Today, the FDA approved patiromer for oral suspension, to be marketed as Veltassa, to treat hyperkalemia, which results when potassium levels in the blood become too high.

The drug fills a void to treat roughly 3 million people who experience the build-up of potassium in the blood that places them at greater risk of heart arrhythmia.
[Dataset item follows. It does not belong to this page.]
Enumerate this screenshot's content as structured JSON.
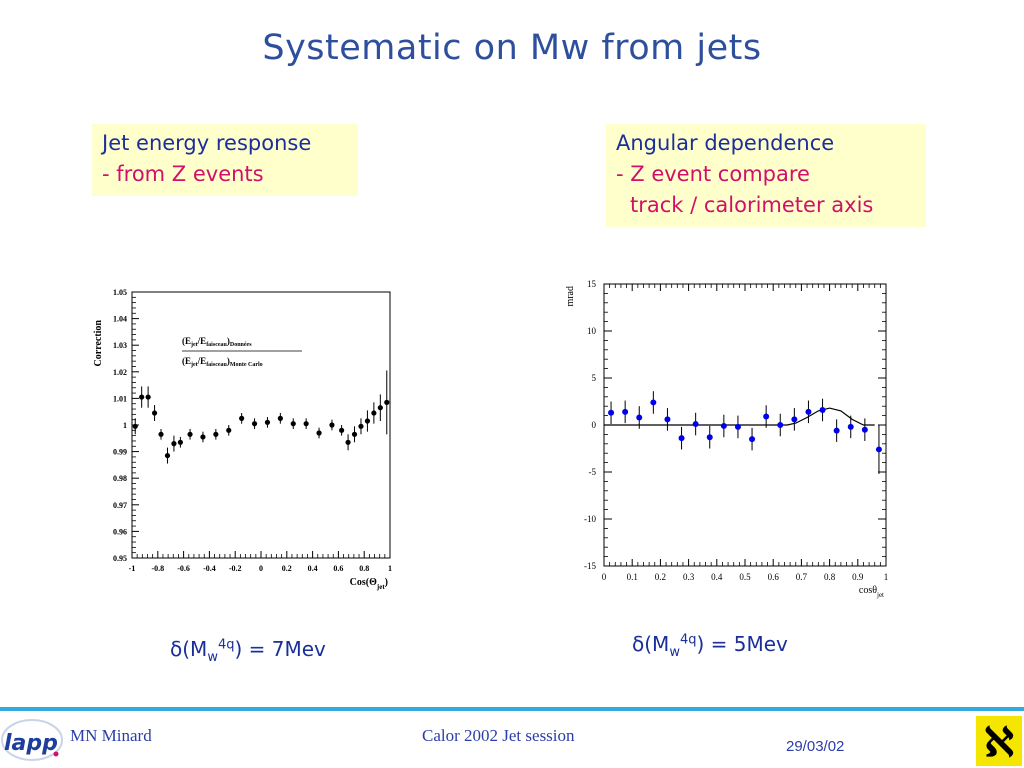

Patiromer, a powder that mixes with water to create a tasteless, odorless liquid that patients drink once a day, brings potassium under control, giving kidney and heart disease patients the ability to be treated with RAAS inhibitors. The thought is that by using patiromer, patients will be able to take RAAS inhibitors and keep kidney disease from progressing, thus avoiding dialysis.

The drug is of interest to those with chronic kidney disease, including those with diabetes.

In approving patiromer, FDA’s Norman Stockbridge, MD, PhD, director of the Division of Cardiovascular and Renal Products in the Center for Drug and Evaluation Research, said, “Too much potassium in the blood can lead to dangerous, even fatal, changes in heart rhythm. It’s important to have treatment options for hyperkalemia available to patients.”

The drug works by binding potassium in the gastrointestinal tract; the potassium is then exited from the body through the normal excretion process. The most common adverse reactions in clinical trials were constipation, decreased magnesium levels in the blood, diarrhea, nausea, flatulence, and abdominal discomfort.

Patiromer carries a boxed warning because it binds with other orally administered drugs, which could decrease their absorption and reduce their effects. Other drugs should be taken 6 hours apart from patiromer.

The drug is manufactured by Relypsa.